Memastikan makanan dan minuman disajikan pada suhu yang tepat dan mencuci tangan sebelum makan adalah dua pedoman terpenting. Ada beberapa makanan lain yang menurut para ahli paling aman untuk dikonsumsi.

“Saya akan percaya [packaged foods, like muffins or individual yogurts] lebih hanya karena ada banyak proses yang terlibat untuk memastikan hal itu [they] tetap aman,” kata Le. “[And] tidak ada yang menyentuh atau memegangnya.”

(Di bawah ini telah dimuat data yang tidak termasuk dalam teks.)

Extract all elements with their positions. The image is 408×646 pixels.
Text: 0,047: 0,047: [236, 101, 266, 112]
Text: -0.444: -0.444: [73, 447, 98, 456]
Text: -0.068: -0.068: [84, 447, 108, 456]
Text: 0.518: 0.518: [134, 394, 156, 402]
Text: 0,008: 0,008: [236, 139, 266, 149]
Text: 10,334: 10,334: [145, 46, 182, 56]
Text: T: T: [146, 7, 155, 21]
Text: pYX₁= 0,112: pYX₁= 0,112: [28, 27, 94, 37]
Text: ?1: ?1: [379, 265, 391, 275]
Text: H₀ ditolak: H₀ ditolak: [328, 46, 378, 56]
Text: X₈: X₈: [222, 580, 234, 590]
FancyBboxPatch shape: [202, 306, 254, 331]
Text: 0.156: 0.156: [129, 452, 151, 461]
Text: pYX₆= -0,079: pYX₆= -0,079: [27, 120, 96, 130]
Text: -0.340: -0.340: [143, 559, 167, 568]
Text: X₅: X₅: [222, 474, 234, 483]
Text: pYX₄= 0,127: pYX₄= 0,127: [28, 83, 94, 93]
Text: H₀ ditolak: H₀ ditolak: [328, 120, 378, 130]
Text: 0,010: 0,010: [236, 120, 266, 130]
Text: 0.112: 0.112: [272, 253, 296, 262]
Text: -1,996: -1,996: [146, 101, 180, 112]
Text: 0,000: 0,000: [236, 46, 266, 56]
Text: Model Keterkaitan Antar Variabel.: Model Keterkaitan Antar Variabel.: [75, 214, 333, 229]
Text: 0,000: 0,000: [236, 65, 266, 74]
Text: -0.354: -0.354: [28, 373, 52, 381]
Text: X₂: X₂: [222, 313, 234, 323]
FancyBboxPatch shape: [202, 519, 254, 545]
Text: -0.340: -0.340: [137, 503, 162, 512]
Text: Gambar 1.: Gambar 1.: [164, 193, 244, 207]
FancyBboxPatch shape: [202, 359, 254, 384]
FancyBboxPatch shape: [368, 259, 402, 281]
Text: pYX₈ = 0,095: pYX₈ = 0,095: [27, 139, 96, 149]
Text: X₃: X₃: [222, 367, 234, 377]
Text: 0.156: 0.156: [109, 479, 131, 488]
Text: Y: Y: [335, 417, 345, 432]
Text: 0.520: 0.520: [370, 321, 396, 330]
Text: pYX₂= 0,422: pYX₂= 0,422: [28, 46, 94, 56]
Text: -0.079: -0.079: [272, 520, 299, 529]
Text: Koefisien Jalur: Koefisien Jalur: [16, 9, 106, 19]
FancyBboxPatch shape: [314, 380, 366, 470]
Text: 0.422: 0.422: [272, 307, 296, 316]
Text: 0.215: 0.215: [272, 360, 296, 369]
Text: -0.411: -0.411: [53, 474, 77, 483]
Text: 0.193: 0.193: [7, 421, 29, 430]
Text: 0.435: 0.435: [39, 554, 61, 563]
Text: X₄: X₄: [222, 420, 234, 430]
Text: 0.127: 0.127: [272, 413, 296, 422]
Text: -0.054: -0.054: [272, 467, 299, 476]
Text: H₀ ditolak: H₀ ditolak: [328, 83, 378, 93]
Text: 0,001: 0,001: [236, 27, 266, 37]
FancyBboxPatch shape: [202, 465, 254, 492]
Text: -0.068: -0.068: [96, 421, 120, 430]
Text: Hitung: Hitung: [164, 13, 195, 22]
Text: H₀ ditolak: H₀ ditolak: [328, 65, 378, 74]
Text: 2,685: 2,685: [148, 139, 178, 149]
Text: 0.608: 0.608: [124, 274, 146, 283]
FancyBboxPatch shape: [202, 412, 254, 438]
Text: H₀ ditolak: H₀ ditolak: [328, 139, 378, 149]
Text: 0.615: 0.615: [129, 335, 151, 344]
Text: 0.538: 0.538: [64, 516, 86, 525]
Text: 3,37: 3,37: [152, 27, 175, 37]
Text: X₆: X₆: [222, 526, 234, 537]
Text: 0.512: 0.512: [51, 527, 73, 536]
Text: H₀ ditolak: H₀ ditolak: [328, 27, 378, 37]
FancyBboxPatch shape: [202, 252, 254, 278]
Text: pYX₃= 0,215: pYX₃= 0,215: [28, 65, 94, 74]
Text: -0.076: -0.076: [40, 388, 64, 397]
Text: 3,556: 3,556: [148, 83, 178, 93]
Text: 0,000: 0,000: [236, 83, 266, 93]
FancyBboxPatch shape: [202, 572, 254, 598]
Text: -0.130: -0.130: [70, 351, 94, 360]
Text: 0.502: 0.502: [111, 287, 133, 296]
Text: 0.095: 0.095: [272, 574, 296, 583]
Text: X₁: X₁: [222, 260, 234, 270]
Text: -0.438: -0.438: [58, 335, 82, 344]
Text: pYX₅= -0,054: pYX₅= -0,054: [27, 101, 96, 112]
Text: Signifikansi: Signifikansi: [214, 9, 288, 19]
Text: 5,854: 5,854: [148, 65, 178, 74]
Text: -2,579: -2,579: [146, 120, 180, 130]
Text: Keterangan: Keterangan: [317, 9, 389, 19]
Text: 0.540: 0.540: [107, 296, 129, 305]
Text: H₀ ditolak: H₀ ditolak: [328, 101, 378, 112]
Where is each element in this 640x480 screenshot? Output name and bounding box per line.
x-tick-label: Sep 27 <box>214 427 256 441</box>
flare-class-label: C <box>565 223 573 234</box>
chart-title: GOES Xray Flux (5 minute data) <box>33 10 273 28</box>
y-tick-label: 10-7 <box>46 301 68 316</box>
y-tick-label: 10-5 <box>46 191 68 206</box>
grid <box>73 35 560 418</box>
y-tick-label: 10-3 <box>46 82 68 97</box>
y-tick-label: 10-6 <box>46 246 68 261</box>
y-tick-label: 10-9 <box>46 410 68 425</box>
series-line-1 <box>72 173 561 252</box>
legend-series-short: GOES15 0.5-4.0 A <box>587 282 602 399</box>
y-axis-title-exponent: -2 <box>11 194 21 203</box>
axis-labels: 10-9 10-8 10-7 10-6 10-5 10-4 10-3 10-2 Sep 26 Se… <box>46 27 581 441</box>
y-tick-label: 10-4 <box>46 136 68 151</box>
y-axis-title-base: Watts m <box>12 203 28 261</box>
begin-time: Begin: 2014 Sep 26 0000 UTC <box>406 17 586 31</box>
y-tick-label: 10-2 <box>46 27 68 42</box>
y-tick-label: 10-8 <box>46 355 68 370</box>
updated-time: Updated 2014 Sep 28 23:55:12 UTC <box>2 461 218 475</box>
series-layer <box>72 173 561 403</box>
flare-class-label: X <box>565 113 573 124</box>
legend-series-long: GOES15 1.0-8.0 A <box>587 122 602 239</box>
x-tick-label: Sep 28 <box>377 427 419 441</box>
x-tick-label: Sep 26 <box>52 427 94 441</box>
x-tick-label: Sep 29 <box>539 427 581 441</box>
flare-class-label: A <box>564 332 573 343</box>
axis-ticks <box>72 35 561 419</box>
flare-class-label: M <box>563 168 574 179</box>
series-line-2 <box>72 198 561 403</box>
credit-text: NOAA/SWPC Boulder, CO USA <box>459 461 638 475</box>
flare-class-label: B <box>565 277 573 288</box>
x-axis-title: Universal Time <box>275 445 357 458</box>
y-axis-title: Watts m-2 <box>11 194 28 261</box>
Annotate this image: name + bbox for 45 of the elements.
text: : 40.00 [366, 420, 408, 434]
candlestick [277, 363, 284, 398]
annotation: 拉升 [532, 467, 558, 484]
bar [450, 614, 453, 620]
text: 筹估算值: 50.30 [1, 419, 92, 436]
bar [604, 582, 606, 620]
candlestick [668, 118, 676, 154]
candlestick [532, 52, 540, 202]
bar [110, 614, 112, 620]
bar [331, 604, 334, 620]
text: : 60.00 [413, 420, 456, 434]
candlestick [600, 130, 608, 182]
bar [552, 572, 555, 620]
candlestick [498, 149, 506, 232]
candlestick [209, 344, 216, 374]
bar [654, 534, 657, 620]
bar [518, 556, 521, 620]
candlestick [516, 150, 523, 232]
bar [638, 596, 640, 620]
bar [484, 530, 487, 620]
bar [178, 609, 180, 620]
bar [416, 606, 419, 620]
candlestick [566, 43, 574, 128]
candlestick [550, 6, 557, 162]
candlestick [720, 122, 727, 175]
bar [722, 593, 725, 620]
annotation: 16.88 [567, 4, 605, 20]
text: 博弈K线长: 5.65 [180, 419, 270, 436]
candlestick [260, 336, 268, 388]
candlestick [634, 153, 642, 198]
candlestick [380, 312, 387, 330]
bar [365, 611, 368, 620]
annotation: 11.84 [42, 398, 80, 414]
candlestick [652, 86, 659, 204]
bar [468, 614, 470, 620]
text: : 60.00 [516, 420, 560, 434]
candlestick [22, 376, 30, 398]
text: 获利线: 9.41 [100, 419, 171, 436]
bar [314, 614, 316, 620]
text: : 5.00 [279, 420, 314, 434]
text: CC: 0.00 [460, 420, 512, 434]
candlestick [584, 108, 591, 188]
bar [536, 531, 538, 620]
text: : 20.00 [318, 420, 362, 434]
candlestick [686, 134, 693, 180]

Deutsch mengatakan buah-buahan utuh yang belum dipotong (seperti pisang atau jeruk), pilihan yang dimasak sesuai pesanan seperti omelet, dan sereal dalam dispenser (cuci tangan setelah menyentuh pegangannya) juga biasanya merupakan pilihan yang aman, terutama jika Anda' kembali mengalami imunokompromais.

Bagi orang-orang yang berisiko lebih tinggi mengalami keracunan makanan (sistem kekebalan tubuh lemah, hamil, berusia 65 tahun ke atas, atau lebih muda dari 5 tahun), mereka harus mewaspadai pilihan makanan yang lebih aman untuk dimakan dan apa yang harus dihindari. Meskipun siapa pun bisa mengalami keracunan makanan, orang-orang dalam kelompok ini bisa mengalami sakit parah karenanya, menurut Badan Kesehatan Dunia (WHO). CDC.

Lakukan riset Anda – dan ikuti naluri Anda.

Selain pedoman keselamatan di atas, Anda juga dapat memeriksa laporan inspeksi restoran dan lodge. (Mereka biasanya tersedia untuk umum di Amerika Serikat dan banyak negara lain, menurut Deutsch.)

Dan ketika Anda makan di restoran atau lodge, “jangan takut untuk bertanya tentang bagaimana makanan ditangani,” kata Deutsch. “Dan ikuti naluri Anda – jika Anda melihat sesuatu yang meragukan atau jika Anda memiliki kondisi kesehatan yang membuat Anda sangat rentan, sediakan beberapa protein batangan.”